While some firms intentionally cultivate adversarial perspectives, our goal is to unify these viewpoints – and this is feeding into our own discussions as we develop AI agents or digital investors! Should we have separate agents for each investor to account for the fact they each have their own biases, priorities and ways of thinking about things? Or could we employ a single agent capable of weighing these different perspectives and tweaking its approach though prompting?
I think the latter works in the context of one firm, but we will see some really interesting stuff when the AI agents of different companies, different people start interacting with each other, because they’ll have to collaborate and negotiate. Perhaps that is how companies will interact in future, like a core communication fabric. But that moment will be the beginning of an exponential explosion of agents – all coordinating and competing for things. That’s for another blog post.
Despite being only a few years deep into using transformers in the venture stack, it’s already clear that this marks a significant shift in how we, and the venture world at large, operate. We wrote a piece recently discussing the concept of the 10x VC, where AI makes VCs much more efficient. I think it’s more on the scale of n^(10)x, as machine learning has the capacity to exponentially enhance our capabilities. That’s what we’re shooting for.
The ongoing evolution in AI, led by transformer models like GPT-4, has ushered in a transformative era across various industries, particularly in venture capital.
Our pioneering approach to integrating AI into venture processes showcases some of the gains in efficiency and decision-making accuracy this new perspective brings.

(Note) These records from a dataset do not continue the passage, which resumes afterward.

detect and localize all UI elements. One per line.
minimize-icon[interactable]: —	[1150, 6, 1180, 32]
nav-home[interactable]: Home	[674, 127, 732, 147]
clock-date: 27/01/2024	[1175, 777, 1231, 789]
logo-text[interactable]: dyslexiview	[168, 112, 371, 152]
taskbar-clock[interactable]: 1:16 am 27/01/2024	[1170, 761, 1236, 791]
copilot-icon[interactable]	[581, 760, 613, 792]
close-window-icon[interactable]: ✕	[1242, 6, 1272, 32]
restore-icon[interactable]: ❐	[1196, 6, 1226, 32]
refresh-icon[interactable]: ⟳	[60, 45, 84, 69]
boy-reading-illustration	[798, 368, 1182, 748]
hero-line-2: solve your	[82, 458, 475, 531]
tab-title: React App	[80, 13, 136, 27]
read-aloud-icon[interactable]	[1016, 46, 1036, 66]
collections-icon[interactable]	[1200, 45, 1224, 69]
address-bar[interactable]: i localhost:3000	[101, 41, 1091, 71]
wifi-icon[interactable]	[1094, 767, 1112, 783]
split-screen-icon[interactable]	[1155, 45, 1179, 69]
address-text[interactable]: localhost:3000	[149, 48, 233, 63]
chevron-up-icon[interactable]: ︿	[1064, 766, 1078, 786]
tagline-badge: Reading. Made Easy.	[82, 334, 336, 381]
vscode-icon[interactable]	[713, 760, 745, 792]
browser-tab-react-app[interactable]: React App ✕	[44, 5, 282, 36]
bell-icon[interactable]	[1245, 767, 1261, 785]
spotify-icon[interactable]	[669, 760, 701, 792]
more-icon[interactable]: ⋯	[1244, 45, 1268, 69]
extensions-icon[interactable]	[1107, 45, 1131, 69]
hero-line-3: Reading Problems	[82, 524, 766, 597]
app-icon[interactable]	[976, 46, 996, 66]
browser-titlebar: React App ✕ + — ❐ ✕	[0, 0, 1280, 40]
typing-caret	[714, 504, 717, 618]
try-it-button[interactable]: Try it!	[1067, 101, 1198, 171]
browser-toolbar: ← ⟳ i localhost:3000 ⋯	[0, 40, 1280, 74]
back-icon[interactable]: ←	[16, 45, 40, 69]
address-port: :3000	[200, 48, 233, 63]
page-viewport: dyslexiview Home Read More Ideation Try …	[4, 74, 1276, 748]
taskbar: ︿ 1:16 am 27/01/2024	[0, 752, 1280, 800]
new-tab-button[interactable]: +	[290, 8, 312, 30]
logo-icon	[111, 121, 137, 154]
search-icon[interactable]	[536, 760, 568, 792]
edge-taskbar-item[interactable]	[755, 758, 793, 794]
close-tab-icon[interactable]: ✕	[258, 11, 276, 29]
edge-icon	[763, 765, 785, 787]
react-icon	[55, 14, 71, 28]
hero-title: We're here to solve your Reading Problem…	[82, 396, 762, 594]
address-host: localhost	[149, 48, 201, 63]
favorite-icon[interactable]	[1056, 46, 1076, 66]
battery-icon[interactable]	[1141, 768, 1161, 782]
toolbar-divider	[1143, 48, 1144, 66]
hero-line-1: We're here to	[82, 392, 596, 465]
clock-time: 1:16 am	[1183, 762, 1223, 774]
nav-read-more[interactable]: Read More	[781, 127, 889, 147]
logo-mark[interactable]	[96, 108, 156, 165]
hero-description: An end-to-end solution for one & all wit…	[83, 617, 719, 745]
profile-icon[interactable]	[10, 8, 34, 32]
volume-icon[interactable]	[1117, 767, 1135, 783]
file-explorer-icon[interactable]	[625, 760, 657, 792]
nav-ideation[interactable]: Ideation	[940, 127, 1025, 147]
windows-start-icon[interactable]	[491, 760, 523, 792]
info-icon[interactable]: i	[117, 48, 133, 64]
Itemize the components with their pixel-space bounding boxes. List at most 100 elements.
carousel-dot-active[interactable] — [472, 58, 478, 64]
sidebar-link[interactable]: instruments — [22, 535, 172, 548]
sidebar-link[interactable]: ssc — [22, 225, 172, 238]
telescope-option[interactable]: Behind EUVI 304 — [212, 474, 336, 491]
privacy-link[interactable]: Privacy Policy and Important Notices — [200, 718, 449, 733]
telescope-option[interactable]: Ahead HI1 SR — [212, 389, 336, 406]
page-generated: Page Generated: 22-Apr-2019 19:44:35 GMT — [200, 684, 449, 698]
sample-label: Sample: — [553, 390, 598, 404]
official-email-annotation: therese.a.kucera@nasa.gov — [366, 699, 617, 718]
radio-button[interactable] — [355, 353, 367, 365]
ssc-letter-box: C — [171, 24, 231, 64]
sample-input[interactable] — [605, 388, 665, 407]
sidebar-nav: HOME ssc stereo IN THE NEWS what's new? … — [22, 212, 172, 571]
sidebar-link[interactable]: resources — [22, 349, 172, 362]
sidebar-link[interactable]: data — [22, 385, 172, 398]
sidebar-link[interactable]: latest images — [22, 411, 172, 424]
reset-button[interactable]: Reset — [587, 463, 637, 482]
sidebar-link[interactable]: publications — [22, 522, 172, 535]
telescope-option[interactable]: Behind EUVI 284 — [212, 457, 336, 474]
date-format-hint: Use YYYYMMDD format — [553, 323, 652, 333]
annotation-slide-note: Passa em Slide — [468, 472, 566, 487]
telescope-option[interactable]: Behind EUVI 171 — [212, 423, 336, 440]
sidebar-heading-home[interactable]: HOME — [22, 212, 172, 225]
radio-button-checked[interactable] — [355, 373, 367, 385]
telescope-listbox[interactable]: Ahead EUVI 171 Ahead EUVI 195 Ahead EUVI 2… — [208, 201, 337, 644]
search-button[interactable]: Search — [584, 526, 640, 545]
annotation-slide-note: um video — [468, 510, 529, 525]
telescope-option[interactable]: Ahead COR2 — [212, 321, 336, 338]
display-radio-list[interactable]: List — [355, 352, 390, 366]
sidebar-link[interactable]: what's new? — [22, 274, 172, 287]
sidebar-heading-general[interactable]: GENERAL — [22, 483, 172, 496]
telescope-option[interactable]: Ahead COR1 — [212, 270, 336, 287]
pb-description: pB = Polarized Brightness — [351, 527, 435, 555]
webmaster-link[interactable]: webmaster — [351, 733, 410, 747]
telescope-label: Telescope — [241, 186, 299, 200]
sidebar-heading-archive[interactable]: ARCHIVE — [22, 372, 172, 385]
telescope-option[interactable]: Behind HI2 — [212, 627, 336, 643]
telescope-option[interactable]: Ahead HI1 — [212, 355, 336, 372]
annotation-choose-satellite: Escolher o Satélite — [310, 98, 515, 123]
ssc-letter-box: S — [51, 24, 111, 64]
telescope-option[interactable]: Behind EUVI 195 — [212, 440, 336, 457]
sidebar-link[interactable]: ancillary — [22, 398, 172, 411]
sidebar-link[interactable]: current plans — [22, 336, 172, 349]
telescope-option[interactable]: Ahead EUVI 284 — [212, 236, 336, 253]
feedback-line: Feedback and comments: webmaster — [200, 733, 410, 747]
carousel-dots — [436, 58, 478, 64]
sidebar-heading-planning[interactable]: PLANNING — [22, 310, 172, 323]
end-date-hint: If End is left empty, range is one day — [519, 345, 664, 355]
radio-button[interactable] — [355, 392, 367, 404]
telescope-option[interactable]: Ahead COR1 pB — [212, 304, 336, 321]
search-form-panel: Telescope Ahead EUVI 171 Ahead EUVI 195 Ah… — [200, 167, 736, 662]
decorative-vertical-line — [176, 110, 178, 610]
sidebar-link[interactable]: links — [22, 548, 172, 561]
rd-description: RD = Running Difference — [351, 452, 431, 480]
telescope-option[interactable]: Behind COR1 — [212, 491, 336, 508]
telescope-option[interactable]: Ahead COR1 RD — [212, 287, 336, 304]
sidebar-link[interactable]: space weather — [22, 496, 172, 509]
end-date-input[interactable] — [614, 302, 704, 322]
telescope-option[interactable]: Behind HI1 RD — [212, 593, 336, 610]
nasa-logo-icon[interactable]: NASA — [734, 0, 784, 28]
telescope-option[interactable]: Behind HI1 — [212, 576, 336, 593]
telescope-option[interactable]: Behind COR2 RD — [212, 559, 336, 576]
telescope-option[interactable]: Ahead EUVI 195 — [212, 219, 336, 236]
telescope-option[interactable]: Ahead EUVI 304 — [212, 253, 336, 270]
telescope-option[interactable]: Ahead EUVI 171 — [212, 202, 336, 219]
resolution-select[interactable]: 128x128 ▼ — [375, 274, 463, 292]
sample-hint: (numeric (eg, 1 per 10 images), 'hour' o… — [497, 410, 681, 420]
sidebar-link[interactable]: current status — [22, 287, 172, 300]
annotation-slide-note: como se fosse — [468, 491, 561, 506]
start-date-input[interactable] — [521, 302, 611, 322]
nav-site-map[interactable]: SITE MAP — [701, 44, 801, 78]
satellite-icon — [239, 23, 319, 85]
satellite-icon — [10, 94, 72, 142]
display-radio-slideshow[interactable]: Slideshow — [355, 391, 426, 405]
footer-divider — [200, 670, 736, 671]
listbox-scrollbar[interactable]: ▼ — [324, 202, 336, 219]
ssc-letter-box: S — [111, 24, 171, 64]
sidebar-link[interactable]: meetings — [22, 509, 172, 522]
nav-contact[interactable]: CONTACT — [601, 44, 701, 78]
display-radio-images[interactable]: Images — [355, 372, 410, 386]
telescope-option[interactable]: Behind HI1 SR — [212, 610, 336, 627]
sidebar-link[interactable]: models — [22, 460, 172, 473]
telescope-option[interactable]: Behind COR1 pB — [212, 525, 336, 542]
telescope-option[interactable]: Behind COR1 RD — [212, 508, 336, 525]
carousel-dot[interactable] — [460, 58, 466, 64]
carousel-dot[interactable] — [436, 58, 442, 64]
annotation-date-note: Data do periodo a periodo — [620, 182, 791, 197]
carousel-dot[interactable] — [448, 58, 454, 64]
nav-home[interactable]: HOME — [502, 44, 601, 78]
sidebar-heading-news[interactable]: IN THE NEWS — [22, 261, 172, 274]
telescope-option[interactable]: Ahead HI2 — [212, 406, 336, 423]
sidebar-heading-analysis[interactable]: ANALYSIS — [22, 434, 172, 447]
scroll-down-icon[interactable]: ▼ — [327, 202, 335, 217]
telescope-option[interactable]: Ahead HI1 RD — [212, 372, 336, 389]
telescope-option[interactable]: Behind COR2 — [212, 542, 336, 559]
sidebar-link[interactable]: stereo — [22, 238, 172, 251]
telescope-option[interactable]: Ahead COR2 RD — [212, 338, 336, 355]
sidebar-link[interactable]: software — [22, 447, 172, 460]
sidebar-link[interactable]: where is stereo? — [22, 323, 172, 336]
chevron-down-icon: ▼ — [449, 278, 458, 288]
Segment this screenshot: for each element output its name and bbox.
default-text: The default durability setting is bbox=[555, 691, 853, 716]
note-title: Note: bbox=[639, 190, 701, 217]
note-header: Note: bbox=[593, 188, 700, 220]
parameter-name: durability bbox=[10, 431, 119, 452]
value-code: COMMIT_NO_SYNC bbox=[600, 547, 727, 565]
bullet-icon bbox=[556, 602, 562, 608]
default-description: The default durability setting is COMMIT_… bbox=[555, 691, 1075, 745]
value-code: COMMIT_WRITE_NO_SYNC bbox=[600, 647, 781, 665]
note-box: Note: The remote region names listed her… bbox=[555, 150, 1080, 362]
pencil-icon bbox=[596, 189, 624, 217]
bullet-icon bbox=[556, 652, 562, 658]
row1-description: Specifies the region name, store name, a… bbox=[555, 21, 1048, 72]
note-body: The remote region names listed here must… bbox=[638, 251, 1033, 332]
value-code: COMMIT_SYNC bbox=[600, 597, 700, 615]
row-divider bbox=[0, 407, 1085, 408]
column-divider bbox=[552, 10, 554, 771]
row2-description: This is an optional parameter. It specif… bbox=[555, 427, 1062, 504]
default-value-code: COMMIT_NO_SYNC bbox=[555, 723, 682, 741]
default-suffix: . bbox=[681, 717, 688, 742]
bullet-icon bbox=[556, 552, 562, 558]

By embracing the data-aware and agentic potential of LLMs, VCs stand to gain unprecedented capabilities in handling complex problems and streamlining operations. In the VC landscape, these advancements empower investors to focus more on high-level decision-making tasks, amplifying their effectiveness in building relationships with founders and spotting the next big venture-scale business.
As we gaze into the future, the possibilities for AI, and specifically LLMs, seem boundless. The prospect of AI agents communicating and collaborating with one another across different platforms and firms hints at a paradigm shift in all businesses, but also venture investing, heralding an exciting future that could redefine the venture capital landscape.
In my opinion, the path forward is to embrace these innovations and continuously seek ways to better harness their potential, always striving for that n^(10)x efficiency that this new AI era promises.